There are many parents who talk to me about school vs. homeschool who start with these words:
I’ve thought about homeschooling, but my child LIKES school. It wouldn’t seem right.
You know what I like? Cheesies. I like crunching them one after the other after the other. And I like sometimes holding them in my mouth until they melt. And I like how the weird cheesie stuff gets stuck on my thumb and finger and I have to nibble it off. Cheesies rock. I like them.
You know what else I like? Rock concerts. I while ago I saw Bon Jovi at the Molson Amphitheatre here in Toronto. I can belt out ‘Livin on a Prayer’ with the best of the bleach-bottle blonds, I tell ya. The concert was awesome, although I could have done without the pot-smokers beside me and the profani-maniac behind me and the chick ahead of me who felt that she could seriously improve ‘You Give Love a Bad Name’ by giving the guy next to her a blow job during the chorus, but whatever. I like rock concerts.
You get where I’m going with this, right? School is like cheesies and rock concerts.
School is great and my child likes it, oh, except for the total lack of substance (cheesies) and the constant distractions (rock concerts). My child likes school, oh, except for this…this…this…and this. Oh, and this…this…and this.
We humans have the strange ability to like lots of things that are not necessarily good for us or particularly pleasing in their utterly odd context. Compare cheesies to a perfectly ripe mango that is juicy but firm, sweet but tart. It quenches your thirst, awakens your taste buds and leaves you feeling satisfied. Cheesies? Not so much.
Lots of kids like school. But just like the rock concert I attended, your child would enjoy school a whole lot more if it weren’t for the constantly annoying distractions over which he or she has no control. Why should your child have to take the ‘good’ with the bad? How much more inspired could her pursuit of knowledge be if she didn’t have to put up with all the shit every day?
Imagine your 8-year-old daughter’s best day at school. Maybe she was recognized for 30 seconds in an assembly for a poem she had written that got published in the local newspaper.
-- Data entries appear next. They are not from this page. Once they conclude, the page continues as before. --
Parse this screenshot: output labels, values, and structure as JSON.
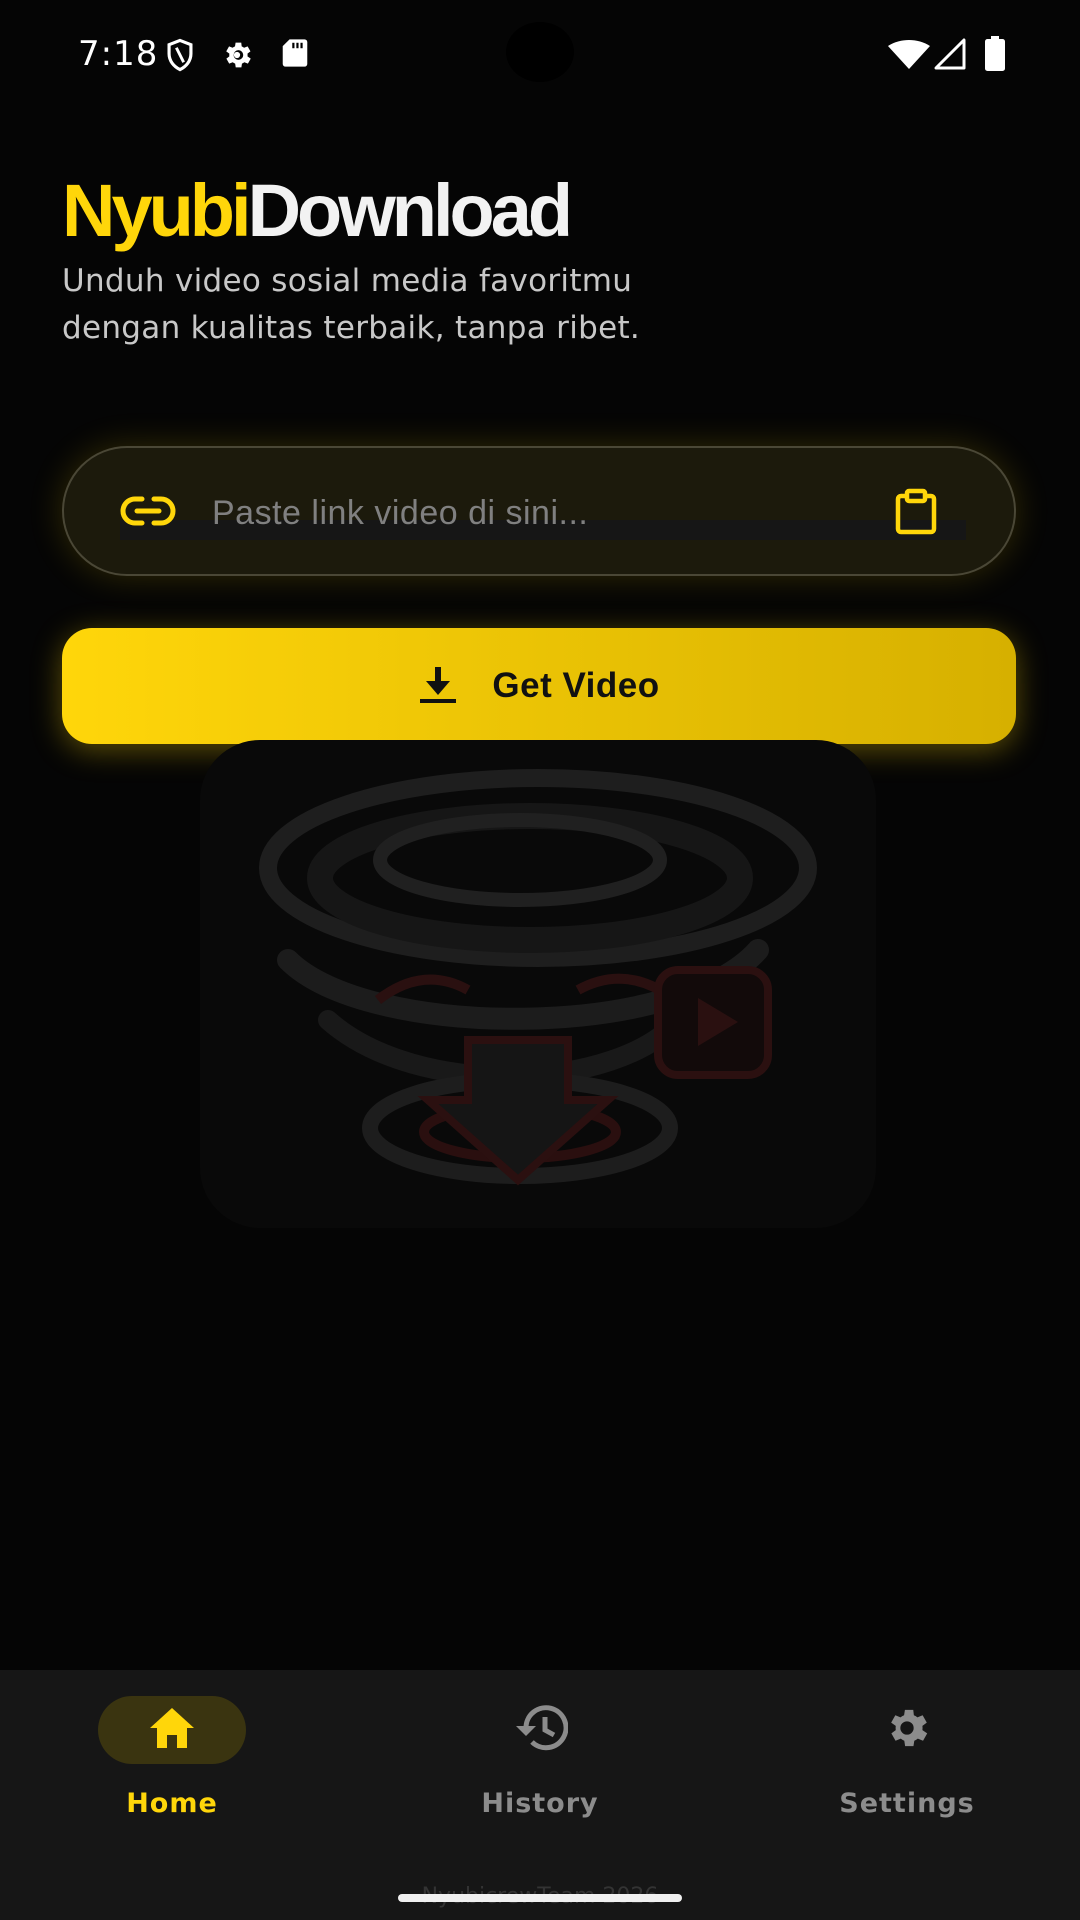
{
  "status_bar": {
    "time": "7:18",
    "left_icons": [
      "shield-icon",
      "gear-icon",
      "sd-card-icon"
    ],
    "right_icons": [
      "wifi-icon",
      "signal-icon",
      "battery-icon"
    ]
  },
  "header": {
    "brand_part1": "Nyubi",
    "brand_part2": "Download",
    "subtitle_line1": "Unduh video sosial media favoritmu",
    "subtitle_line2": "dengan kualitas terbaik, tanpa ribet."
  },
  "link_input": {
    "placeholder": "Paste link video di sini...",
    "value": "",
    "leading_icon": "link-icon",
    "trailing_icon": "clipboard-icon"
  },
  "get_video_button": {
    "label": "Get Video",
    "icon": "download-icon"
  },
  "bottom_nav": {
    "items": [
      {
        "label": "Home",
        "icon": "home-icon",
        "active": true
      },
      {
        "label": "History",
        "icon": "history-icon",
        "active": false
      },
      {
        "label": "Settings",
        "icon": "settings-gear-icon",
        "active": false
      }
    ],
    "footer": "NyubicrewTeam 2026"
  },
  "colors": {
    "accent": "#FFD60A",
    "background": "#050505",
    "nav_background": "#161616",
    "inactive": "#8c8c8c"
  }
}
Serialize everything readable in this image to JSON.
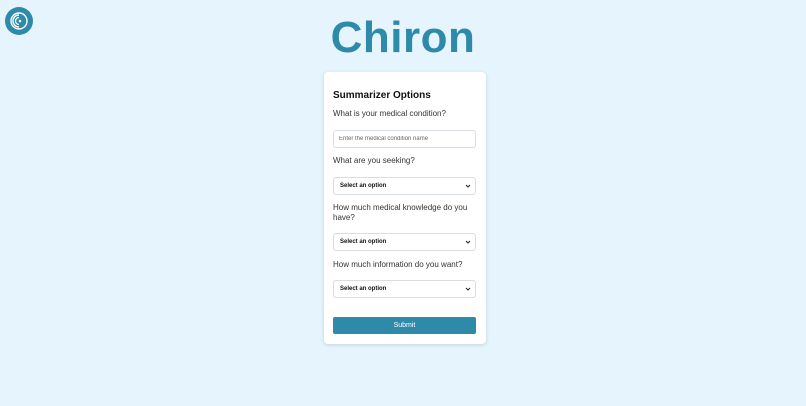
{
  "app": {
    "title": "Chiron",
    "logo_icon": "chiron-logo-icon",
    "brand_color": "#2d8ba9",
    "background_color": "#e6f5fd"
  },
  "form": {
    "title": "Summarizer Options",
    "condition": {
      "label": "What is your medical condition?",
      "placeholder": "Enter the medical condition name",
      "value": ""
    },
    "seeking": {
      "label": "What are you seeking?",
      "selected": "Select an option"
    },
    "knowledge": {
      "label": "How much medical knowledge do you have?",
      "selected": "Select an option"
    },
    "information": {
      "label": "How much information do you want?",
      "selected": "Select an option"
    },
    "submit_label": "Submit",
    "dropdown_icon": "chevron-down-icon"
  }
}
Or maybe she was chosen to take home the class gerbil for the weekend. Or maybe she got perfect on a spelling test. Or maybe the kid who picks on her way was away all day.
Here is my 8-year-old daughter’s best day of unschool: On an unseasonably warm day in March we all took the Ferry across the harbour to Toronto Island. We joyfully ran through the wet grass and over the bridges and along the boardwalk to the glorious beach where we spent the day building sand castles and splashing in the ice cold water and climbing trees and tucking blossoms into our hair. We barbequed on the beach and we walked back to the Ferry singing and holding hands and watching the ducks and loons out on the water.
Compare that to getting perfect on a spelling test. A spelling test that your child didn’t choose to participate in and that has absolutely no context or relevance outside of school. A spelling test that had words that I guarantee your child would have learned to spell with or without the test.
Is it possible that we as a culture have decided that our children should simply have really low expectations for their enjoyment of life? Have we decided that it is OK for some kids to have a passion or a joy-filled life, but that for most kids the best they can expect each day is that maybe no one will notice that their underwear is sticking out the back of their pants? Have we decided that childhood should be void of Freedom and Self-Expression and Creativity and Authenticity? Are we so committed to giving our children the same experience of school that we had that we deliberately forget how little joy and inspiration we actually ever felt at school?
I refuse to accept ‘My child likes school’ as a reason to keep a child in a black hole for 13+ years. School is not the real world. The real world IS the real world, and that is where my children are going to grow up.